Tuesday, November 1, 2011

011111


Monday, October 31, 2011

being esnaf malkovich

















sıcak yaz sabahlarında dükkanın önünü sulamak demektir ESNAF OLMAK veresiye defteri tutmaktır iki çay biri açık yeğene oralet bir buçuk acılı adana yanında ayrandır buyurmaz mısın abla BAKIN BAYAN BU ORNİTORENK SİZİ AÇTI bozuk yoksa sonra verirsin kardeşim istemediğin müşteriyi kapıdan geri çevirmek karşılıksız çek vermek cumaya gitmek geri gelmemektir. hayırlı işler abim, güzel abicim.

Monday, March 21, 2011

geniş zamanlar



sabahları sıcak çorba bulunur. köprü ve viyadükler yoldan önce buzlanır. kuşlar öter. günün anlam ve önemine binaen konuşulur. her nevi alçı, boya, kartonpiyer işleri itina ile yapılır. sadece güçlüler ve hakiki sarışınlar hayatta kalır. su yüz santigrat derecede kaynar. DİKKAT KÖPEK VAR! şehrin muhtelif yerlerinde aniden yangınlar başlar. nurses look after patients in hospitals. rice doesn’t grow in cold climates. eğer hoparlörler dogru mesafede olursa bu şarkı harika olur* bu pilav daha çok su kaldırır.
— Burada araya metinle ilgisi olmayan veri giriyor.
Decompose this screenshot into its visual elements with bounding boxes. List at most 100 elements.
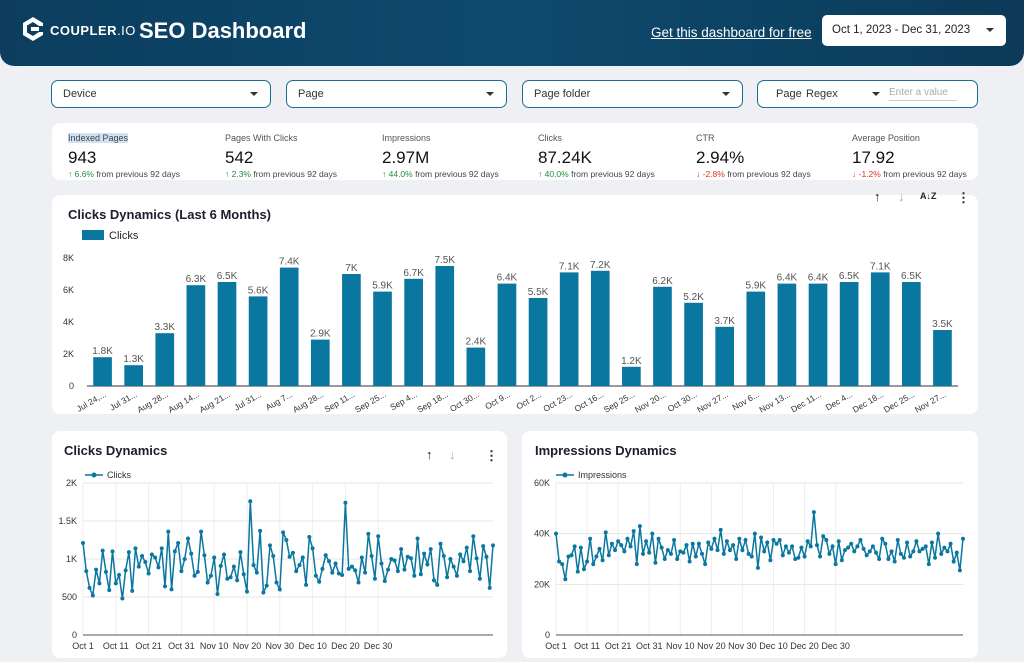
data-point	[399, 547, 404, 552]
data-point	[445, 575, 450, 580]
more-options-icon[interactable]: ⋮	[485, 448, 498, 463]
data-point	[771, 538, 776, 542]
data-point	[783, 544, 788, 549]
x-tick-label: Oct 11	[574, 641, 600, 651]
data-point	[166, 529, 171, 534]
data-point	[833, 562, 838, 567]
data-point	[706, 540, 711, 545]
x-tick-label: Sep 11...	[322, 389, 356, 414]
bar-data-label: 1.8K	[92, 346, 113, 357]
data-point	[687, 559, 692, 564]
data-point	[793, 557, 798, 561]
data-point	[849, 541, 854, 546]
data-point	[957, 568, 962, 573]
data-point	[290, 550, 295, 555]
bar	[902, 282, 921, 386]
page-regex-filter: Page Regex Enter a value	[757, 80, 978, 108]
data-point	[379, 561, 384, 566]
x-tick-label: Oct 9...	[483, 389, 512, 411]
x-tick-label: Dec 30	[821, 641, 850, 651]
data-point	[796, 555, 801, 560]
data-point	[762, 549, 767, 554]
data-point	[254, 570, 259, 575]
regex-mode-select[interactable]: Regex	[806, 88, 838, 100]
data-point	[827, 551, 832, 556]
data-point	[274, 580, 279, 585]
data-point	[451, 564, 456, 569]
data-point	[159, 546, 164, 551]
y-tick-label: 6K	[63, 285, 74, 295]
data-point	[588, 536, 593, 541]
device-filter-label: Device	[63, 88, 97, 100]
sort-descending-icon[interactable]: ↓	[449, 447, 456, 462]
sort-ascending-icon[interactable]: ↑	[874, 189, 881, 204]
sort-descending-icon[interactable]: ↓	[898, 189, 905, 204]
x-tick-label: Oct 23...	[541, 389, 574, 414]
data-point	[591, 562, 596, 567]
data-point	[267, 543, 272, 548]
data-point	[317, 579, 322, 584]
data-point	[468, 569, 473, 574]
y-tick-label: 1.5K	[58, 516, 77, 526]
x-tick-label: Aug 28...	[135, 389, 169, 415]
data-point	[905, 540, 910, 545]
data-point	[662, 557, 667, 561]
bar-data-label: 5.5K	[528, 287, 549, 298]
y-tick-label: 20K	[534, 579, 550, 589]
regex-value-input[interactable]: Enter a value	[889, 87, 957, 101]
data-point	[107, 588, 112, 593]
data-point	[304, 582, 309, 587]
device-filter[interactable]: Device	[51, 80, 271, 108]
page-folder-filter[interactable]: Page folder	[522, 80, 743, 108]
x-tick-label: Sep 18...	[415, 389, 449, 415]
data-point	[382, 579, 387, 584]
data-point	[113, 581, 118, 586]
bar	[155, 333, 175, 386]
data-point	[929, 540, 934, 545]
data-point	[474, 556, 479, 561]
bar-data-label: 3.3K	[154, 322, 175, 333]
x-tick-label: Dec 10	[298, 641, 327, 651]
data-point	[287, 554, 292, 559]
data-point	[703, 562, 708, 567]
bar	[497, 283, 517, 386]
more-options-icon[interactable]: ⋮	[957, 190, 970, 205]
x-tick-label: Oct 30...	[666, 389, 699, 414]
data-point	[731, 543, 736, 548]
data-point	[668, 551, 673, 556]
bar-data-label: 6.5K	[901, 271, 922, 282]
y-tick-label: 2K	[66, 478, 77, 488]
y-tick-label: 0	[545, 630, 550, 640]
data-point	[597, 546, 602, 551]
get-dashboard-link[interactable]: Get this dashboard for free	[651, 25, 812, 40]
data-point	[340, 572, 345, 577]
page-filter[interactable]: Page	[286, 80, 507, 108]
data-point	[146, 571, 151, 576]
data-point	[156, 565, 161, 570]
sort-az-icon[interactable]: A↓Z	[920, 191, 937, 201]
x-tick-label: Nov 6...	[730, 389, 760, 412]
data-point	[572, 544, 577, 549]
data-point	[313, 573, 318, 578]
x-tick-label: Sep 25...	[602, 389, 636, 415]
kpi-change: ↑ 40.0% from previous 92 days	[538, 169, 655, 179]
legend-marker	[562, 472, 568, 478]
kpi-label: Average Position	[852, 133, 920, 143]
date-range-picker[interactable]: Oct 1, 2023 - Dec 31, 2023	[822, 15, 1006, 46]
data-point	[603, 530, 608, 535]
data-point	[936, 531, 941, 536]
arrow-down-icon: ↓ -1.2%	[852, 169, 881, 179]
data-point	[225, 576, 230, 581]
data-point	[405, 554, 410, 559]
sort-ascending-icon[interactable]: ↑	[426, 447, 433, 462]
data-point	[842, 548, 847, 553]
data-point	[926, 562, 931, 567]
x-tick-label: Oct 1	[545, 641, 567, 651]
kpi-impressions: Impressions 2.97M ↑ 44.0% from previous 92…	[382, 128, 532, 179]
data-point	[369, 553, 374, 558]
data-point	[877, 557, 882, 561]
brand-name: COUPLER.IO	[50, 23, 136, 38]
data-point	[100, 548, 105, 553]
data-point	[678, 549, 683, 554]
data-point	[727, 548, 732, 553]
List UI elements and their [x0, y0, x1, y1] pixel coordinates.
"eğer hoparlörler doğru mesafede olursa bu şarkı harika olur", kolaysa anlat, kolpa

Friday, February 4, 2011

kevıns - kevınlar (2010)



gerçek hayatlarında da dost olan kevın'lardan kevın spacey'in kevın costner'ı, kevın costner'ın kevın cline'ı, kevın kline'ın ise kevın spacey'yi canlandırmaları seyircilerin film boyunca kendi aralarında konuşmaları ve homurdanmalarına yol açıyor. eleştirmenler bu açıdan filmi oldukça karmaşık(complicated) buluyorlar.















herkesin birer abigail, helen, frankie, johnny ve tom olduğu bir yerde onlar kevın olmak zorundaydılar ve kevın olmak hiç bu kadar zor olmamıştı. fakat eninde sonunda kevın olmakla yüzleşeceklerdi.

filmin sürpriz finaliyse hayatın kevınlar için bir level daha zor olduğuna şartlananlara adeta bir ders verir niteliğinde. film, kevınların güneş doğmadan önce balığa gitmeleriyle bitiyor.



Wednesday, January 5, 2011

something about tuğçe


picassonun bleeding woman tablosunun önündeydiler ve  işyerinden arkadaşı melis'e dönüp aynen öyle demişti; "çok başarılı".














melis'in kafasını aşağı yukarı -emme basma tulumba gibi- sallayıp hım hım diyerek onayladığını görünce de tekrar tabloya dönmüş ve yeni keşfini bir süre daha hayranlıkla incelemeye devam etmişti. melis, tuğçe'nin facebook üzerinden gönderdiği "picasso istanbul'da" event'ını gördüğünde çok heyecanlanmış, hemen o an -programının uygun olup olmadığını bile kontrol etmeden- butona tıklamıştı; "attending".

tuğçe aynı hafta içerisinde öğle arası gittiği numnum'da yediği wrap, bir akşam iş çıkışı uğradığı mango'nun vitrininde gördüğü siyah çanta ve haftasonu spordan sonra en yakın arkadaşı cansu ile gittiği accesories'ta deneyip beğenip ama -nedense- satın almadığı bir çift küpe için de aynı iki kelimeyi kullanacaktı; "çok başarılı".

tuğçe. 24 yaşında, oğlak burcu kadını. bir senedir maslak'taki bir reklam ajansında jr. art director olarak çalışıyor. önümüzdeki hafta al jamal'da sevgilisi berkecan ile birlikteliklerinin altıncı ayını kutlayacaklar.

sizlere bunları neden anlattığımı bilmiyorum. dinlediğiniz için teşekkür eder;m.